Better Banks Available
There are definitely better-run banks for investors to consider.
Despite an unfortunate and severe hit to its reputation following the discovery of its sales reps opening fake accounts for clients to boost their commissions, Wells Fargo & Co (NYSE:WFC) trades at a lower forward P/E and consistently reports a double-digit return on equity. Last year, return on equity was 11.8%, and should stay right at that level for the current year.
Regional giant U.S. Bancorp (NYSE:USB) has been showing return on equity of around 14% in recent years. It trades at a forward P/E of 15.9, which is also reasonable given its stellar shareholder returns. JPMorgan Chase & Co. (NYSE:JPM) has similar metrics, with a lower P/E than Bank of America but higher return on equity.

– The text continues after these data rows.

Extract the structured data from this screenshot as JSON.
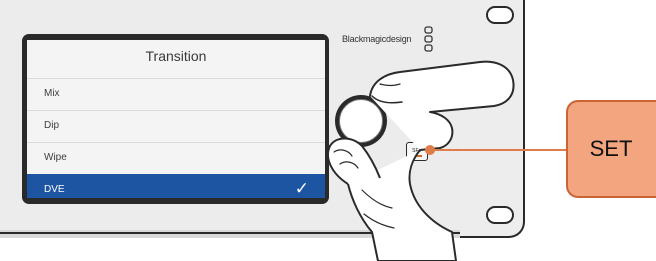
{
  "lcd": {
    "title": "Transition",
    "items": [
      {
        "label": "Mix",
        "selected": false
      },
      {
        "label": "Dip",
        "selected": false
      },
      {
        "label": "Wipe",
        "selected": false
      },
      {
        "label": "DVE",
        "selected": true
      }
    ],
    "selected_check": "✓"
  },
  "logo": {
    "text": "Blackmagicdesign"
  },
  "buttons": {
    "set_small_label": "SET"
  },
  "callout": {
    "label": "SET"
  },
  "colors": {
    "lcd_selection": "#1d55a3",
    "callout_fill": "#f2a57f",
    "callout_border": "#c96436",
    "callout_line": "#e07b4a"
  },
  "icons": [
    "check-icon",
    "blackmagic-logo-icon",
    "hand-icon",
    "knob-icon"
  ]
}
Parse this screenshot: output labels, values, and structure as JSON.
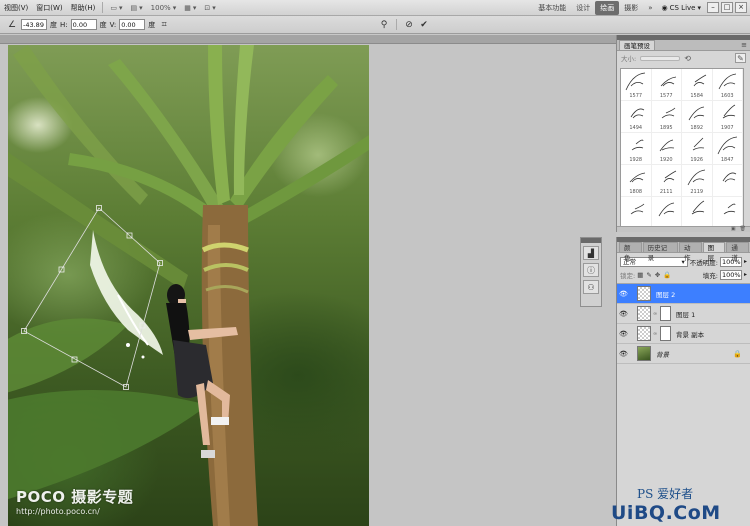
{
  "menubar": {
    "items": [
      "视图(V)",
      "窗口(W)",
      "帮助(H)"
    ],
    "zoom": "100%",
    "workspaces": [
      "基本功能",
      "设计",
      "绘画",
      "摄影"
    ],
    "active_workspace": "绘画",
    "cslive": "CS Live"
  },
  "options": {
    "angle_value": "-43.89",
    "angle_unit": "度",
    "h_label": "H:",
    "h_value": "0.00",
    "h_unit": "度",
    "v_label": "V:",
    "v_value": "0.00",
    "v_unit": "度"
  },
  "brush_panel": {
    "title": "画笔预设",
    "size_label": "大小:",
    "presets": [
      "1577",
      "1577",
      "1584",
      "1603",
      "1494",
      "1895",
      "1892",
      "1907",
      "1928",
      "1920",
      "1926",
      "1847",
      "1808",
      "2111",
      "2119",
      "",
      "",
      "",
      "",
      ""
    ]
  },
  "layers_panel": {
    "tabs": [
      "颜色",
      "历史记录",
      "动作",
      "图层",
      "通道"
    ],
    "active_tab": "图层",
    "blend_mode": "正常",
    "opacity_label": "不透明度:",
    "opacity_value": "100%",
    "lock_label": "锁定:",
    "fill_label": "填充:",
    "fill_value": "100%",
    "layers": [
      {
        "name": "图层 2",
        "selected": true,
        "type": "transparent"
      },
      {
        "name": "图层 1",
        "selected": false,
        "type": "transparent-mask"
      },
      {
        "name": "背景 副本",
        "selected": false,
        "type": "transparent-mask"
      },
      {
        "name": "背景",
        "selected": false,
        "type": "photo",
        "locked": true
      }
    ]
  },
  "canvas": {
    "watermark_main": "POCO 摄影专题",
    "watermark_url": "http://photo.poco.cn/"
  },
  "logo": {
    "top_text": "PS 爱好者",
    "main_text": "UiBQ.CoM"
  },
  "colors": {
    "selected_layer": "#3d7fff",
    "active_workspace_bg": "#6d6d6d",
    "logo_blue": "#1f4a86"
  }
}
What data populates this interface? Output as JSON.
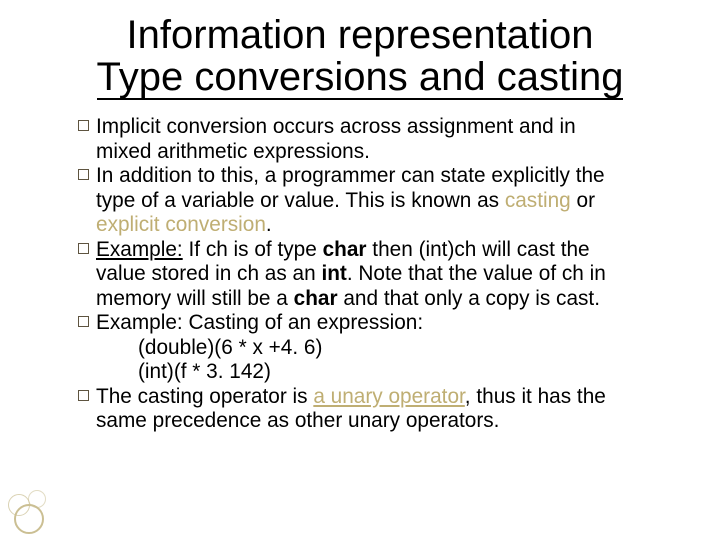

Bank of America can be lumped in with second-tier banks with potential, primarily because it posts returns that lag the industry leaders. The bona fide leaders include Wells and U.S. Bancorp. Citigroup Inc (NYSE:C) is in Bank of America’s class and sports a forward P/E of under 12. Its return on equity is quite depressed at less than 7. It could report earnings close to $8 per share if it could boost its returns closer to industry averages.
Bottom Line on BAC Stock
Given the meteoric run in Bank of America shares in less than a year, I would be inclined to take the profits and look for greener pastures elsewhere.
Sticking with the larger banks, I would be more inclined to invest in Citigroup as a value play. Wells Fargo remains a best-in-breed bank and has a valuation that is arguably depressed given the fallout from it sales scandal.
That being said, large banks are likely to remain appealing investments going forward. Interest rates are probably going to rise gradually, and this increases the spread that banks can make between borrowing from depositors and lending to individuals and businesses. BAC’s net interest yield ended the year at 2.23%, well below Wells Fargo’s 2.87%.
As of this writing, Ryan Fuhrmann was long shares of Wells Fargo but did not hold a position in any of the other aforementioned securities.